The narrator, Tom Wingfield, for instance, is often seen as Williams himself, for far more reason than the fact that the two share a given name — and as a result, he's often played by sensitive young men. Here, however, he's played by Stuart Hughes, who combines the character's poetic aspirations with the cockiness and swagger of a mature stevedore. As his mother Amanda, Nancy Palk forsakes the smothering Blanche Dubois-lite madness that infuses so many Amandas and gives us, instead, a mother driven to desperation by the weight of enforced poverty and the abiding love she bears her children. And as Laura, the troubled young woman who sits at the very centre of the tale, Dykstra forsakes the vision of Laura as a character as physically frail as the glass ornaments which give the play its title, and instead opts for a more physically vigorous presence in the person of Gemma James-Smith, creating a Laura who's tragically trapped inside her own mind. In fact, the only character who doesn't surprise here is Jeff Lillico, cast as the Gentleman Caller — a young man who inadvertently upsets the delicate menagerie that the Wingfield family has become. Although the pace is often off in his scenes with Laura, Lillico is nonetheless deeply if not surprisingly affecting here, having made such characters his stock in trade.

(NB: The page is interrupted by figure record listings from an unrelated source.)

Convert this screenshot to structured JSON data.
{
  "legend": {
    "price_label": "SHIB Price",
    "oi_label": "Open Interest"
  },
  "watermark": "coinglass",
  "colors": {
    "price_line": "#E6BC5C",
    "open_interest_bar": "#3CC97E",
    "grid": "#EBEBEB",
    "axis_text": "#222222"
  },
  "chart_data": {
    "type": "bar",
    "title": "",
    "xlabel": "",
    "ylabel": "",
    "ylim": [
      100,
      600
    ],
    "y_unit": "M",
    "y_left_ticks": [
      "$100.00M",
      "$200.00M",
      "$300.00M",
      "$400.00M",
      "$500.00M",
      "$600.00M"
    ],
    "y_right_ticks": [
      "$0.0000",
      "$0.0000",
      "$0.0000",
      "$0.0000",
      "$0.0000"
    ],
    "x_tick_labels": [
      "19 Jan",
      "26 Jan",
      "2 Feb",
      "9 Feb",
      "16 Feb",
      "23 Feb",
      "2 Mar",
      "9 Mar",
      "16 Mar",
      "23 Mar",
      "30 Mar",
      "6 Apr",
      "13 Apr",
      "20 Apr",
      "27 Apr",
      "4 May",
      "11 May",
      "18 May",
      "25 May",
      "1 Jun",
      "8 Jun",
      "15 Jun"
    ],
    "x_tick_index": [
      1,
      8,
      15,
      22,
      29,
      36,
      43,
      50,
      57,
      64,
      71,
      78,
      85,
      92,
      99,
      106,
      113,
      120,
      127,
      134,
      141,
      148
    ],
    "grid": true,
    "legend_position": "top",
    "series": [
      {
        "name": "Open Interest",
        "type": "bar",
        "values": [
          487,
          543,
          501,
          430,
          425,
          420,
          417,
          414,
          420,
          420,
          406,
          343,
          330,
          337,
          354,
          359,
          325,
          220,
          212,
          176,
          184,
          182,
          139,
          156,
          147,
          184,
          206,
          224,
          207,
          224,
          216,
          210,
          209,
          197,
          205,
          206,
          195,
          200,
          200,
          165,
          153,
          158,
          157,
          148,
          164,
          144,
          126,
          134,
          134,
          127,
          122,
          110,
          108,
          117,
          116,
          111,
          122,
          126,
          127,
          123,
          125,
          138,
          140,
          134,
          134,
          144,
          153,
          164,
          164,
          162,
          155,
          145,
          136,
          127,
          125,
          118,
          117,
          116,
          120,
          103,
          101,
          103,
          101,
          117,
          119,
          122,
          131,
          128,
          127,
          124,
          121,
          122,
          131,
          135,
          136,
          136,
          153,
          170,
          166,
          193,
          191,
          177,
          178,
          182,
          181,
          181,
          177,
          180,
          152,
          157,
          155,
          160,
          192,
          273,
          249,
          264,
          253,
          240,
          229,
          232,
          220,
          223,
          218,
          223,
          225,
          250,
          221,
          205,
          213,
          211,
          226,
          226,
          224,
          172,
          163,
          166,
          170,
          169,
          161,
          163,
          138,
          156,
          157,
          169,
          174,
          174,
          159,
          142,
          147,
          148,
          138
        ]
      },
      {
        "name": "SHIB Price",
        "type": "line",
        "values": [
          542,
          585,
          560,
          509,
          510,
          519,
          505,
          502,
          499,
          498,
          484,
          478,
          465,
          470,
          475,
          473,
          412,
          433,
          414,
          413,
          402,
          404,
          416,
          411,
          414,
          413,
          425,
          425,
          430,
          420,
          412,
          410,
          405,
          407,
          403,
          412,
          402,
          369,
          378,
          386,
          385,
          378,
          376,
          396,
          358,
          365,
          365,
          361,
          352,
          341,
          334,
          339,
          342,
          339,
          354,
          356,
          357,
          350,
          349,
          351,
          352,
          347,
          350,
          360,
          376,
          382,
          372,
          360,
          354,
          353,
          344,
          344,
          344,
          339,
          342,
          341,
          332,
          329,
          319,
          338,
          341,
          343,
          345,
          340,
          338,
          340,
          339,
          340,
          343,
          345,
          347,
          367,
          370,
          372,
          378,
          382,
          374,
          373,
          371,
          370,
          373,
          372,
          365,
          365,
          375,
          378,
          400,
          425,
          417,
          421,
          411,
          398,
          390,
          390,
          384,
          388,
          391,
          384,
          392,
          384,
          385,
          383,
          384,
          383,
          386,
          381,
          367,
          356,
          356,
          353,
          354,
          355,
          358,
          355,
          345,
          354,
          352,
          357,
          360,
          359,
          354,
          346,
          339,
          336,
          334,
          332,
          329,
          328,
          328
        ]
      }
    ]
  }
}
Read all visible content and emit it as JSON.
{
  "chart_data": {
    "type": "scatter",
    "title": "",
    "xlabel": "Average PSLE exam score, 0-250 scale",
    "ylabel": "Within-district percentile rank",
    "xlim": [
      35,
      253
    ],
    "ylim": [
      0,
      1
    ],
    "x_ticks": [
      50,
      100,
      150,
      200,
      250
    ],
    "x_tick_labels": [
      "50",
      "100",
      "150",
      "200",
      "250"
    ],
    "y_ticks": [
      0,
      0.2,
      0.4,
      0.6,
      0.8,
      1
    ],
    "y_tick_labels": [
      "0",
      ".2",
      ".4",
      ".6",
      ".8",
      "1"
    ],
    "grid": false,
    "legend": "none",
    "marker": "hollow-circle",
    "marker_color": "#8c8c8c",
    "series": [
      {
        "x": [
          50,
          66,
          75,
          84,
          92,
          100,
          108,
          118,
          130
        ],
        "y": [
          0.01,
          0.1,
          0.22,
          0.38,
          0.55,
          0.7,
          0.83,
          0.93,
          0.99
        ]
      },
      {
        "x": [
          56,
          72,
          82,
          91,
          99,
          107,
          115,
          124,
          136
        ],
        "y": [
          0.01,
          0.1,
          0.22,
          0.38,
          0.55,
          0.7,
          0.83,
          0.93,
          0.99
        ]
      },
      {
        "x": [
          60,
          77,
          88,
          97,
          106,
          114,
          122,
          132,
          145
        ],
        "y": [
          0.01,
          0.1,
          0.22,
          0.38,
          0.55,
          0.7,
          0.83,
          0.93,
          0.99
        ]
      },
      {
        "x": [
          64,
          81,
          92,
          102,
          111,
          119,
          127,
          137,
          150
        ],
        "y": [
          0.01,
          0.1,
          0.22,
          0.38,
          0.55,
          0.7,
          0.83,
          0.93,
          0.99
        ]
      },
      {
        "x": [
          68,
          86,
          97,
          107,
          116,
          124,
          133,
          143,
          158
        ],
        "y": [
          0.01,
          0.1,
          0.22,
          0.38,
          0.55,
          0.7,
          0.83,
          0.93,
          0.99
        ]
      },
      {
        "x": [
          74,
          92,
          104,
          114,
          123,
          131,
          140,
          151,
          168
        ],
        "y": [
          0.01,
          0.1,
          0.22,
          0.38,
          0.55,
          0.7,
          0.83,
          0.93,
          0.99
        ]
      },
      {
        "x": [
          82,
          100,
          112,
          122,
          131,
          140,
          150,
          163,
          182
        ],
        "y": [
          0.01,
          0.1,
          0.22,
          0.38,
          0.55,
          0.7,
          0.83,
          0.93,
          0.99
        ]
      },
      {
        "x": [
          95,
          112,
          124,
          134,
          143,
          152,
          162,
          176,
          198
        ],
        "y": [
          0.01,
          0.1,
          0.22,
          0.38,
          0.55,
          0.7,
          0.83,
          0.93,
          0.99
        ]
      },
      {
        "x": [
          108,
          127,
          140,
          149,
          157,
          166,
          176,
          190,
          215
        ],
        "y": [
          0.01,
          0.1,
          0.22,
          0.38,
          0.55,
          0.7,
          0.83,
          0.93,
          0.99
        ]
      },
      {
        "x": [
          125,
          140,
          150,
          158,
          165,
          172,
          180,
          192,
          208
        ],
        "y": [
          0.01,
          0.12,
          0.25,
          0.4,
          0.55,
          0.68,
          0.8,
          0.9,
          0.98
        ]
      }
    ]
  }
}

Often beautifully lit by Lorenzo Savoini, the production takes place on an often problematic set designed by Patrick Clark — a set which the production seems on the verge of overwhelming at times, when it should threaten to overwhelm the characters. But it is still fertile ground where Williams' characters come to life and bask in the warm glow of memory.
Hughes is often touchingly vulnerable as a tough guy trying to hide his heart, while James-Smith transforms Laura into a touchingly vulnerable child-woman frozen in glass. Palk has wonderful moments, particularly in the pivotal "jonquil scene," in which she transforms herself into a beautiful young woman before our eyes. In fact, it all works quite well - until it doesn't. Ultimately, in Dykstra's vision, Hughes is asked to play a character who, in inhabiting a memory of his youth, remains a man in his middle years, when memory, in fact, preserves everyone at his youthful best. And while there is merit in Palk's take on Amanda, the character proves too fragile to stand up to the rigours of a climax that reveals not only her selfishness but her desperation and madness as well. For all its strengths, Dykstra's production gives us a Menagerie where the dreams prove more durable than the memories.